IBHE vote holds key to center’s future
August 30, 1990
An NIU facility for off-campus graduate programming in Rockford might be established if a staff recommendation to go ahead with plans is approved Wednesday.
The Illinois Board of Higher Education’s vote, to be cast at its meeting at Decatur’s Millikin University, holds the key to the center’s future.
Gov. James Thompson is waiting for the IBHE’s approval of the Rockford Center before he decides to release the allocated $500,000.
But even if the money is freed, plans could be stalled for another year or more.
Thompson has until June 30, 1991 to release the money, said Ken Beasley, assistant to NIU President John La Tourette. If Thompson does not, the money would be reappropriated on the fiscal year 1992 budget, he said.
On the other hand, if the IBHE doesn’t approve the project, NIU “would continue in its present mode of serving Rockford,” which is about 30 miles from DeKalb, Beasley said.
NIU has been offering courses at various Rockford locations for more than 30 years through the NIU College of Continuing Education, Beasley said.
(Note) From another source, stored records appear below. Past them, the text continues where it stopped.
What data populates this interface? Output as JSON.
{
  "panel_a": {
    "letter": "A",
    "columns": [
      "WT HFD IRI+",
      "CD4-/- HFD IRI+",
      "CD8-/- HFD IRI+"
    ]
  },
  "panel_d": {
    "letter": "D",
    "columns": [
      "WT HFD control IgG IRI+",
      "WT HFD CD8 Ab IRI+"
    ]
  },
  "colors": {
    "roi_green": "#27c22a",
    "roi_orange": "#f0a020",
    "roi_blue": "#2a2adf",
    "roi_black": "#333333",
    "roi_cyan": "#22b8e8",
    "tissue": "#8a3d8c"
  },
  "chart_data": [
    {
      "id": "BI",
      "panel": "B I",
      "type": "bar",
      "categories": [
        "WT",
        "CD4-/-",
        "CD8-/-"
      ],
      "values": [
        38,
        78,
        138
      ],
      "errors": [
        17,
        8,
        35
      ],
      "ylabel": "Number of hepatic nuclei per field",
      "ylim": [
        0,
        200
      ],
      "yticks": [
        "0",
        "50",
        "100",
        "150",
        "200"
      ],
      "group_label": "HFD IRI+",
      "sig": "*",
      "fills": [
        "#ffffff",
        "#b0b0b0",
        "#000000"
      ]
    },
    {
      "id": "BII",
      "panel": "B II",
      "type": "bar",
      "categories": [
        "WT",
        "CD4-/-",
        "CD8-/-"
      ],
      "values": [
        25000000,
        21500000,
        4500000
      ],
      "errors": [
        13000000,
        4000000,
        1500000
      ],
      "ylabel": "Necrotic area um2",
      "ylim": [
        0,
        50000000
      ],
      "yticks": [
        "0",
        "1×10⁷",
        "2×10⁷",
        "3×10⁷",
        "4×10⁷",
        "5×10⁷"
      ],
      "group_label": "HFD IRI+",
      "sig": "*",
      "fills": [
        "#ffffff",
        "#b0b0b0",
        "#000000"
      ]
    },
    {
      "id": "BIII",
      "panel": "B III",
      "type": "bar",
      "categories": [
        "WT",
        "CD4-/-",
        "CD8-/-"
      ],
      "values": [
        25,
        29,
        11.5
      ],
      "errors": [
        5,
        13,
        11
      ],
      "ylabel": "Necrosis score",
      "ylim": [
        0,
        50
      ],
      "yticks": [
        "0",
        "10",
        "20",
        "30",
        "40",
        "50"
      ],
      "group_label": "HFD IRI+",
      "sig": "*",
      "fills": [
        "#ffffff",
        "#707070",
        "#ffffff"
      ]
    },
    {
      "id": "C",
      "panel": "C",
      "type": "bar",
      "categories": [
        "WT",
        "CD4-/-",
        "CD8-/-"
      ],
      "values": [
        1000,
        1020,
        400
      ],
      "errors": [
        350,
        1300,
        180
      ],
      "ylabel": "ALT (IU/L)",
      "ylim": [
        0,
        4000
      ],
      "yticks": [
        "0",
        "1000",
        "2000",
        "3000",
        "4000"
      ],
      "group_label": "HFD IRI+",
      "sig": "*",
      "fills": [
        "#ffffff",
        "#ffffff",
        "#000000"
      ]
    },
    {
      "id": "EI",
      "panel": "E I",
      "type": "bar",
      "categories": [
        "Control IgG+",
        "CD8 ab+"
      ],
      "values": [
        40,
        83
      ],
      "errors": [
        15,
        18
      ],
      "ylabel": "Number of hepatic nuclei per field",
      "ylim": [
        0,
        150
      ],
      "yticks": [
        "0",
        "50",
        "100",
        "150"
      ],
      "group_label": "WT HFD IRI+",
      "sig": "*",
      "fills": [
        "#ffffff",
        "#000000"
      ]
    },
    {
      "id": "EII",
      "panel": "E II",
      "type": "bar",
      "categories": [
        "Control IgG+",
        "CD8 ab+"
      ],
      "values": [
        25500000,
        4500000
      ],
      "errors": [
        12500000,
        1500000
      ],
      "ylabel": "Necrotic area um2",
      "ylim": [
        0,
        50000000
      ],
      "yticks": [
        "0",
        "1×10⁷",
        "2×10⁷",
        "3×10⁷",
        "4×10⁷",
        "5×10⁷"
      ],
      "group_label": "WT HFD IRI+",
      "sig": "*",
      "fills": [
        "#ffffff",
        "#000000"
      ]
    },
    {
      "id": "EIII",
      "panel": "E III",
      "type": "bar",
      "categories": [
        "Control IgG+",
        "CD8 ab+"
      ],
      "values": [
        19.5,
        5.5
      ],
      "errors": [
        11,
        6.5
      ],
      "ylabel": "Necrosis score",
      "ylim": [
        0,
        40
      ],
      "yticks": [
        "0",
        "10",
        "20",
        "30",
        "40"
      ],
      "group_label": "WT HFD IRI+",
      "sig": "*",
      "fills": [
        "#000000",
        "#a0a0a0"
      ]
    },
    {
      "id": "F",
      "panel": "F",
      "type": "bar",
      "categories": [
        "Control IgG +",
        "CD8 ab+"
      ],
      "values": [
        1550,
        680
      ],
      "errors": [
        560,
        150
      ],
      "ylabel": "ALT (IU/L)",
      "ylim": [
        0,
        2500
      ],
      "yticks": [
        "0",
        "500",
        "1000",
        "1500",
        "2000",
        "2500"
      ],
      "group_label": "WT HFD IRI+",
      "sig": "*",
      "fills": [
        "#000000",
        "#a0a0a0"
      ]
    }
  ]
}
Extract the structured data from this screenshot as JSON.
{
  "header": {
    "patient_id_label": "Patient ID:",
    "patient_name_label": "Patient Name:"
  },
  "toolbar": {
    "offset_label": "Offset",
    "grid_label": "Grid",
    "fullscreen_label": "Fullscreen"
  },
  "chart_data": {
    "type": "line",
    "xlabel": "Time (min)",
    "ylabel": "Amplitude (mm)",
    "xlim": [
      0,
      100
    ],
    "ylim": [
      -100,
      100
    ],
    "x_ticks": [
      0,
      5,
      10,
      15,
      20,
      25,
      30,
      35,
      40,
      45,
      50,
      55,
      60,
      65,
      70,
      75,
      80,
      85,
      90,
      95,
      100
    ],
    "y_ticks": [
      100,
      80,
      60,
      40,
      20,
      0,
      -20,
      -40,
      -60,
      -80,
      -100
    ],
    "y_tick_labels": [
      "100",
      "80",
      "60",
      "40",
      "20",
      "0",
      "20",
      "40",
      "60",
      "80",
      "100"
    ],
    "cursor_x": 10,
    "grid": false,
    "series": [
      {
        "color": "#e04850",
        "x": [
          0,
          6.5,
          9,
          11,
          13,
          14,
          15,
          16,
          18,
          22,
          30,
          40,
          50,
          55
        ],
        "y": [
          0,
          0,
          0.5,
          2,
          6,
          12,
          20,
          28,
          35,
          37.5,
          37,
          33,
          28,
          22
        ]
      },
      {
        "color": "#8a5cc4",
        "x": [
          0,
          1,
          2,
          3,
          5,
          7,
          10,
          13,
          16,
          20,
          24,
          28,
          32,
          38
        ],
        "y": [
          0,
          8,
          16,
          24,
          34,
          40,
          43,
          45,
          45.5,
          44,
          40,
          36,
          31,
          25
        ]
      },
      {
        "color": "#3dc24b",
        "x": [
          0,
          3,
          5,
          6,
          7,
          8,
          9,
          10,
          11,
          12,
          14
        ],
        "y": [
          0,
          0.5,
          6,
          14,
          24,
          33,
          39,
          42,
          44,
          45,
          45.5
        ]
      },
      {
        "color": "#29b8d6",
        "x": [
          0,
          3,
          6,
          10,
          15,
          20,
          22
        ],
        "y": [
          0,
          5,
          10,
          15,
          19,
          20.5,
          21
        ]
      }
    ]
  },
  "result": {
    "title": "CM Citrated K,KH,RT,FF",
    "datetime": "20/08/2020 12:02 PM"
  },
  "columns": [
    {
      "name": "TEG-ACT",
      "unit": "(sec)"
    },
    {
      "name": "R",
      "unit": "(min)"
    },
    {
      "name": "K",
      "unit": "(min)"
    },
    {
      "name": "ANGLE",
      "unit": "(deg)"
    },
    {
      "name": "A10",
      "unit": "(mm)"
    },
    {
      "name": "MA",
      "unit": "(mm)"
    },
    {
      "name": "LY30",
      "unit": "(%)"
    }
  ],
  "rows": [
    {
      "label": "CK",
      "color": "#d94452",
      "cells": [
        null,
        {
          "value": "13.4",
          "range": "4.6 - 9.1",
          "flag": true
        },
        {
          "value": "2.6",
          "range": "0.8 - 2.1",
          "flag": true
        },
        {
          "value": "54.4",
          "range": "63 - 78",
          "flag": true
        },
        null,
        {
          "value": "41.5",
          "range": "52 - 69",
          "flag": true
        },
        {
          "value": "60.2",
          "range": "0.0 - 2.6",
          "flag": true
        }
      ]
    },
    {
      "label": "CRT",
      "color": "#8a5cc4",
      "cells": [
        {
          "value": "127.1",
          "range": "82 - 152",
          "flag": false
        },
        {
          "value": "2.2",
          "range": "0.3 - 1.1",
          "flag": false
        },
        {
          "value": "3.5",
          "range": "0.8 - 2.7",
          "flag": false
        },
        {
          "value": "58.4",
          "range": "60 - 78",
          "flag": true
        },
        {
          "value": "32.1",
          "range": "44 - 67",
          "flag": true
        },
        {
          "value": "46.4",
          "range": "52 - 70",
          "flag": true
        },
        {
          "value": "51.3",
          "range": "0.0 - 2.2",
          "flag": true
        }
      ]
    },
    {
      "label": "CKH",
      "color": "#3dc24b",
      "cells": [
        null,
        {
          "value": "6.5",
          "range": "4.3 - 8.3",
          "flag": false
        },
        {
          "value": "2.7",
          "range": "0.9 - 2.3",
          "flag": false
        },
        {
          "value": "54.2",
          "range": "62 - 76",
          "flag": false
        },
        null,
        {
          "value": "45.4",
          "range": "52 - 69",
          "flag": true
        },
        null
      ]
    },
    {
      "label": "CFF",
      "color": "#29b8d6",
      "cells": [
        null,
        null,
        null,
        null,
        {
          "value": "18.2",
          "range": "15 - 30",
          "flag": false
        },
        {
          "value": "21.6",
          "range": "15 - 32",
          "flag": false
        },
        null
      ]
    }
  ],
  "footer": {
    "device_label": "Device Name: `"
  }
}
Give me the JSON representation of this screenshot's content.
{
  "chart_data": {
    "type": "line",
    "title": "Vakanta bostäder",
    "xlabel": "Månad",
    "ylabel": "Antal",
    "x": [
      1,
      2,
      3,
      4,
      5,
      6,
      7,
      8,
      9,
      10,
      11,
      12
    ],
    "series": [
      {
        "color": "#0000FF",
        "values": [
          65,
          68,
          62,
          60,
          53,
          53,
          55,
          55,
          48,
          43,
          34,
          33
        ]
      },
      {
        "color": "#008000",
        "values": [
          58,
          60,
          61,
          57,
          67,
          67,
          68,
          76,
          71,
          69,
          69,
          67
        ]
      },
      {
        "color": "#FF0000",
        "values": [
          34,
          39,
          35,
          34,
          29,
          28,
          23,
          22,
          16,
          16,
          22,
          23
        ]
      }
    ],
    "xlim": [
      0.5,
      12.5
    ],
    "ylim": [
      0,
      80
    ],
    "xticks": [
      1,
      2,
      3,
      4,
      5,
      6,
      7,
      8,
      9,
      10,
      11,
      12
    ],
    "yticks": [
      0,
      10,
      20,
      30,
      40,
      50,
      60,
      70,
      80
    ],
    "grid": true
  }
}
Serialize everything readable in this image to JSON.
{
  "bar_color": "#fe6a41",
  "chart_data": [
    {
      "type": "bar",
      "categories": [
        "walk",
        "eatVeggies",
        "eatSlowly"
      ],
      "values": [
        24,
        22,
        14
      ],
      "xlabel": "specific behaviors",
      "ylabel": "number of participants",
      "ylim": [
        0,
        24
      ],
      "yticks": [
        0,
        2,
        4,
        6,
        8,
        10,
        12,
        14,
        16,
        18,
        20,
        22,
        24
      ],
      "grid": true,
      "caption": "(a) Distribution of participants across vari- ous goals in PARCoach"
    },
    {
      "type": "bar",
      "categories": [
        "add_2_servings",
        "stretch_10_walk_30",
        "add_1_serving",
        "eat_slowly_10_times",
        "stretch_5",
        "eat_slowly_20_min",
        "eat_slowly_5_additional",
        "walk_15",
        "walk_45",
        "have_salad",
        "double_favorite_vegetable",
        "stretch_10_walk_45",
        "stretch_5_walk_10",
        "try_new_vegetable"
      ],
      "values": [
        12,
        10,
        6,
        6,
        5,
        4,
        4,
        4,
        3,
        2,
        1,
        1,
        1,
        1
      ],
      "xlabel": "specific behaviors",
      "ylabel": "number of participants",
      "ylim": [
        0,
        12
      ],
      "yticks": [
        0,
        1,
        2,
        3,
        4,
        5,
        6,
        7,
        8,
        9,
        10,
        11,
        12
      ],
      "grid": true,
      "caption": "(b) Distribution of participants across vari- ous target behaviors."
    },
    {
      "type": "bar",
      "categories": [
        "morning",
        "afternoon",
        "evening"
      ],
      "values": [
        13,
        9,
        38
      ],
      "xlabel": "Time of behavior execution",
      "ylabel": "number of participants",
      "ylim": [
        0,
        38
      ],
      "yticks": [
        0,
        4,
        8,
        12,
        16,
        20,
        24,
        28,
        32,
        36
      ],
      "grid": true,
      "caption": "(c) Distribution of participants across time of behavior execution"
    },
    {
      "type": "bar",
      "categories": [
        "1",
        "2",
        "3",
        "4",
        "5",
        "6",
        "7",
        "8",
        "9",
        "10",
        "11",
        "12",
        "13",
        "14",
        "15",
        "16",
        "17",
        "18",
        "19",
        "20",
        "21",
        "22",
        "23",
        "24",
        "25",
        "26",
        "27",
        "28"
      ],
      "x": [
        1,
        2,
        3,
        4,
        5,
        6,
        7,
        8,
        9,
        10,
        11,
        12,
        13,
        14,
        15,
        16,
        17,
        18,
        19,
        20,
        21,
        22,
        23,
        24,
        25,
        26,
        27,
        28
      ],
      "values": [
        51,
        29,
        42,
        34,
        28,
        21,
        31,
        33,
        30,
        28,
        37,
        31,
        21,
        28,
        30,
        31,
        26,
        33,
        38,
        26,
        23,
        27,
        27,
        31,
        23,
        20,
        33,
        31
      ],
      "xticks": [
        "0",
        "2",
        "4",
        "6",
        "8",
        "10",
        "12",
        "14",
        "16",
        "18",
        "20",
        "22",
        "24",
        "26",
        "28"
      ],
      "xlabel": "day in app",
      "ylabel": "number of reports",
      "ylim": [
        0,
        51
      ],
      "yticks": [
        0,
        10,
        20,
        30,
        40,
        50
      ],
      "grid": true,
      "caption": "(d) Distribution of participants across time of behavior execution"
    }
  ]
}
The IBHE report states that NIU offers more than half the off-campus programs available in the Rock Valley College district. But, at the July IBHE meeting, Board of Regents Chancellor Roderick Groves said the center is not intended as an NIU branch campus.
“We are talking about a facility in which to offer off-campus programming,” he said.
For example, a place to offer engineering courses with sufficient equipment does not exist, Beasley said. The Rockford Center also would allow NIU to be involved with economic development and research and community service, he said.
The report states the Rockford Center would “meet the needs of place-bound, part-time students…who are interested in upper-division and graduate programs that are not offered by local institutions.”
Graduate-level courses in computer science, corporate communication, engineering and technology, nursing, public administration and allied health are planned for the center.
The Rockford Center has been on hold for more than a year because of a legislative battle over money.
The project’s estimated cost would fall at $6,775,000, with state money picking up $6 million of the bill, the report states.
In late 1989, the General Assembly overrode Thompson’s veto of the $500,000. However, he agreed to release the money last March, but only after the IBHE reviews the plans.